Use of unassigned parameter compiler error, for a variable received from a function out parameter?

Question

Today I encountered (by mistake) a weird compiler error and I don't understand the reason for it (compiler issue maybe?). .Net Framework 4.0 and Visual Studio 2019 if that matters.

The exact error is "Use of unassigned local variable 'value'" at the if after the TryParse. The code compiles fine if I use s or I cast d.s to string.

using System;
using System.Dynamic;

namespace TestConsoleApp
{
    static class Program
    {
        static void Main(string[] _)
        {
            string s = "1";

            dynamic d = new ExpandoObject();
            d.s = s;

            if (d.s != null && int.TryParse(d.s, out int value))
            {
                if (value == 1)
                {
                    Console.Out.WriteLine("OK!");
                }
            }
        }
    }
}

Answer 1

On the first sight it looks like a compiler bug. If you remove the d.s != null-check, which is unnecessary anyway, it will compile fine. But i think this comment here explains it: https://github.com/dotnet/roslyn/issues/39489#issuecomment-546003060

---

Unfortunately, this is not a bug, this is caused by the existence of true/false operators in C#.

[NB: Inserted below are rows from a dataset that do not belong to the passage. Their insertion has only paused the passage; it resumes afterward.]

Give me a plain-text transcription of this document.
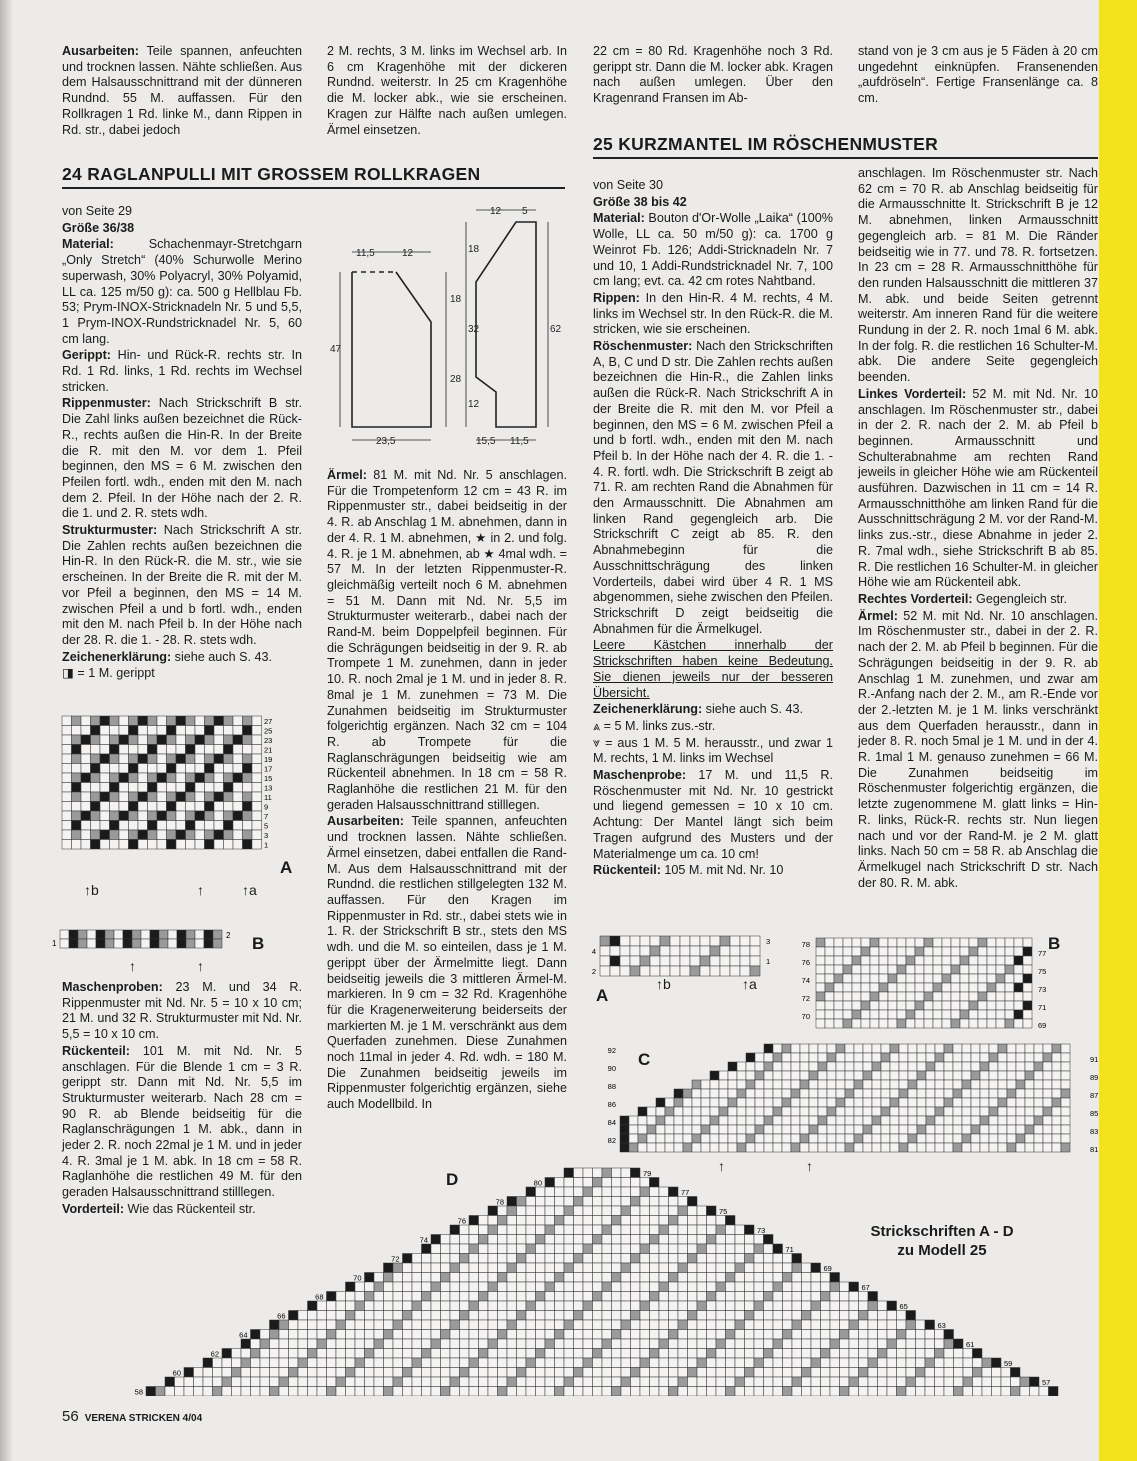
Ausarbeiten: Teile spannen, anfeuchten und trocknen lassen. Nähte schließen. Aus dem Halsausschnittrand mit der dünneren Rundnd. 55 M. auffassen. Für den Rollkragen 1 Rd. linke M., dann Rippen in Rd. str., dabei jedoch

2 M. rechts, 3 M. links im Wechsel arb. In 6 cm Kragenhöhe mit der dickeren Rundnd. weiterstr. In 25 cm Kragenhöhe die M. locker abk., wie sie erscheinen. Kragen zur Hälfte nach außen umlegen. Ärmel einsetzen.

22 cm = 80 Rd. Kragenhöhe noch 3 Rd. gerippt str. Dann die M. locker abk. Kragen nach außen umlegen. Über den Kragenrand Fransen im Ab-

stand von je 3 cm aus je 5 Fäden à 20 cm ungedehnt einknüpfen. Fransenenden „aufdröseln“. Fertige Fransenlänge ca. 8 cm.

24 RAGLANPULLI MIT GROSSEM ROLLKRAGEN
25 KURZMANTEL IM RÖSCHENMUSTER

von Seite 29

Größe 36/38

Material: Schachenmayr-Stretchgarn „Only Stretch“ (40% Schurwolle Merino superwash, 30% Polyacryl, 30% Polyamid, LL ca. 125 m/50 g): ca. 500 g Hellblau Fb. 53; Prym-INOX-Stricknadeln Nr. 5 und 5,5, 1 Prym-INOX-Rundstricknadel Nr. 5, 60 cm lang.

Gerippt: Hin- und Rück-R. rechts str. In Rd. 1 Rd. links, 1 Rd. rechts im Wechsel stricken.

Rippenmuster: Nach Strickschrift B str. Die Zahl links außen bezeichnet die Rück-R., rechts außen die Hin-R. In der Breite die R. mit den M. vor dem 1. Pfeil beginnen, den MS = 6 M. zwischen den Pfeilen fortl. wdh., enden mit den M. nach dem 2. Pfeil. In der Höhe nach der 2. R. die 1. und 2. R. stets wdh.

Strukturmuster: Nach Strickschrift A str. Die Zahlen rechts außen bezeichnen die Hin-R. In den Rück-R. die M. str., wie sie erscheinen. In der Breite die R. mit der M. vor Pfeil a beginnen, den MS = 14 M. zwischen Pfeil a und b fortl. wdh., enden mit den M. nach Pfeil b. In der Höhe nach der 28. R. die 1. - 28. R. stets wdh.

Zeichenerklärung: siehe auch S. 43.

◨ = 1 M. gerippt

27
25
23
21
19
17
15
13
11
9
7
5
3
1
A
↑b	↑	↑a
1
2 B
↑	↑

Maschenproben: 23 M. und 34 R. Rippenmuster mit Nd. Nr. 5 = 10 x 10 cm; 21 M. und 32 R. Strukturmuster mit Nd. Nr. 5,5 = 10 x 10 cm.

Rückenteil: 101 M. mit Nd. Nr. 5 anschlagen. Für die Blende 1 cm = 3 R. gerippt str. Dann mit Nd. Nr. 5,5 im Strukturmuster weiterarb. Nach 28 cm = 90 R. ab Blende beidseitig für die Raglanschrägungen 1 M. abk., dann in jeder 2. R. noch 22mal je 1 M. und in jeder 4. R. 3mal je 1 M. abk. In 18 cm = 58 R. Raglanhöhe die restlichen 49 M. für den geraden Halsausschnittrand stilllegen.

Vorderteil: Wie das Rückenteil str.

11,5	12
23,5
47
28
18
12 5
18
32
12
62
15,5 11,5

Ärmel: 81 M. mit Nd. Nr. 5 anschlagen. Für die Trompetenform 12 cm = 43 R. im Rippenmuster str., dabei beidseitig in der 4. R. ab Anschlag 1 M. abnehmen, dann in der 4. R. 1 M. abnehmen, ★ in 2. und folg. 4. R. je 1 M. abnehmen, ab ★ 4mal wdh. = 57 M. In der letzten Rippenmuster-R. gleichmäßig verteilt noch 6 M. abnehmen = 51 M. Dann mit Nd. Nr. 5,5 im Strukturmuster weiterarb., dabei nach der Rand-M. beim Doppelpfeil beginnen. Für die Schrägungen beidseitig in der 9. R. ab Trompete 1 M. zunehmen, dann in jeder 10. R. noch 2mal je 1 M. und in jeder 8. R. 8mal je 1 M. zunehmen = 73 M. Die Zunahmen beidseitig im Strukturmuster folgerichtig ergänzen. Nach 32 cm = 104 R. ab Trompete für die Raglanschrägungen beidseitig wie am Rückenteil abnehmen. In 18 cm = 58 R. Raglanhöhe die restlichen 21 M. für den geraden Halsausschnittrand stilllegen.

Ausarbeiten: Teile spannen, anfeuchten und trocknen lassen. Nähte schließen. Ärmel einsetzen, dabei entfallen die Rand-M. Aus dem Halsausschnittrand mit der Rundnd. die restlichen stillgelegten 132 M. auffassen. Für den Kragen im Rippenmuster in Rd. str., dabei stets wie in 1. R. der Strickschrift B str., stets den MS wdh. und die M. so einteilen, dass je 1 M. gerippt über der Ärmelmitte liegt. Dann beidseitig jeweils die 3 mittleren Ärmel-M. markieren. In 9 cm = 32 Rd. Kragenhöhe für die Kragenerweiterung beiderseits der markierten M. je 1 M. verschränkt aus dem Querfaden zunehmen. Diese Zunahmen noch 11mal in jeder 4. Rd. wdh. = 180 M. Die Zunahmen beidseitig jeweils im Rippenmuster folgerichtig ergänzen, siehe auch Modellbild. In

von Seite 30

Größe 38 bis 42

Material: Bouton d'Or-Wolle „Laika“ (100% Wolle, LL ca. 50 m/50 g): ca. 1700 g Weinrot Fb. 126; Addi-Stricknadeln Nr. 7 und 10, 1 Addi-Rundstricknadel Nr. 7, 100 cm lang; evt. ca. 42 cm rotes Nahtband.

Rippen: In den Hin-R. 4 M. rechts, 4 M. links im Wechsel str. In den Rück-R. die M. stricken, wie sie erscheinen.

Röschenmuster: Nach den Strickschriften A, B, C und D str. Die Zahlen rechts außen bezeichnen die Hin-R., die Zahlen links außen die Rück-R. Nach Strickschrift A in der Breite die R. mit den M. vor Pfeil a beginnen, den MS = 6 M. zwischen Pfeil a und b fortl. wdh., enden mit den M. nach Pfeil b. In der Höhe nach der 4. R. die 1. - 4. R. fortl. wdh. Die Strickschrift B zeigt ab 71. R. am rechten Rand die Abnahmen für den Armausschnitt. Die Abnahmen am linken Rand gegengleich arb. Die Strickschrift C zeigt ab 85. R. den Abnahmebeginn für die Ausschnittschrägung des linken Vorderteils, dabei wird über 4 R. 1 MS abgenommen, siehe zwischen den Pfeilen. Strickschrift D zeigt beidseitig die Abnahmen für die Ärmelkugel.

Leere Kästchen innerhalb der Strickschriften haben keine Bedeutung. Sie dienen jeweils nur der besseren Übersicht.

Zeichenerklärung: siehe auch S. 43.

⩓ = 5 M. links zus.-str.

⩔ = aus 1 M. 5 M. herausstr., und zwar 1 M. rechts, 1 M. links im Wechsel

Maschenprobe: 17 M. und 11,5 R. Röschenmuster mit Nd. Nr. 10 gestrickt und liegend gemessen = 10 x 10 cm. Achtung: Der Mantel längt sich beim Tragen aufgrund des Musters und der Materialmenge um ca. 10 cm!

Rückenteil: 105 M. mit Nd. Nr. 10

anschlagen. Im Röschenmuster str. Nach 62 cm = 70 R. ab Anschlag beidseitig für die Armausschnitte lt. Strickschrift B je 12 M. abnehmen, linken Armausschnitt gegengleich arb. = 81 M. Die Ränder beidseitig wie in 77. und 78. R. fortsetzen. In 23 cm = 28 R. Armausschnitthöhe für den runden Halsausschnitt die mittleren 37 M. abk. und beide Seiten getrennt weiterstr. Am inneren Rand für die weitere Rundung in der 2. R. noch 1mal 6 M. abk. In der folg. R. die restlichen 16 Schulter-M. abk. Die andere Seite gegengleich beenden.

Linkes Vorderteil: 52 M. mit Nd. Nr. 10 anschlagen. Im Röschenmuster str., dabei in der 2. R. nach der 2. M. ab Pfeil b beginnen. Armausschnitt und Schulterabnahme am rechten Rand jeweils in gleicher Höhe wie am Rückenteil ausführen. Dazwischen in 11 cm = 14 R. Armausschnitthöhe am linken Rand für die Ausschnittschrägung 2 M. vor der Rand-M. links zus.-str., diese Abnahme in jeder 2. R. 7mal wdh., siehe Strickschrift B ab 85. R. Die restlichen 16 Schulter-M. in gleicher Höhe wie am Rückenteil abk.

Rechtes Vorderteil: Gegengleich str.

Ärmel: 52 M. mit Nd. Nr. 10 anschlagen. Im Röschenmuster str., dabei in der 2. R. nach der 2. M. ab Pfeil b beginnen. Für die Schrägungen beidseitig in der 9. R. ab Anschlag 1 M. zunehmen, und zwar am R.-Anfang nach der 2. M., am R.-Ende vor der 2.-letzten M. je 1 M. links verschränkt aus dem Querfaden herausstr., dann in jeder 8. R. noch 5mal je 1 M. und in der 4. R. 1mal 1 M. genauso zunehmen = 66 M. Die Zunahmen beidseitig im Röschenmuster folgerichtig ergänzen, die letzte zugenommene M. glatt links = Hin-R. links, Rück-R. rechts str. Nun liegen nach und vor der Rand-M. je 2 M. glatt links. Nach 50 cm = 58 R. ab Anschlag die Ärmelkugel nach Strickschrift D str. Nach der 80. R. M. abk.

4
2
3
1
A
↑b	↑a
78
76
74
72
70
77
75
73
71
69
B
92
90
88
86
84
82
91
89
87
85
83
81
C
↑	↑
80
78
76
74
72
70
68
66
64
62
60
58
79
77
75
73
71
69
67
65
63
61
59
57
D
Strickschriften A - D
zu Modell 25
56 VERENA STRICKEN 4/04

You can define a type that would evaluate to true under left operand of && expression without evaluating the right operand of &&, something like this:

class C {
  public static U operator==(C c, C d) => null;
  public static U operator!=(C c, C d) => null;
}

class U {
  public static U operator &(U c, U d) => null;
  public static implicit operator U(bool b) => null;
  public static bool operator true(U c) => true;
  public static bool operator false(U c) => false;
    
  public void M(C c, object o) {
    if (c != null && o is string s) {
      s.ToString(); // CS0165: Use of unassigned local variable 's'
    }
  }
}

When working with values of type dynamic, C# has no static information about the type and it's overloaded operators, so it assumes the "worse" - type like U in example above.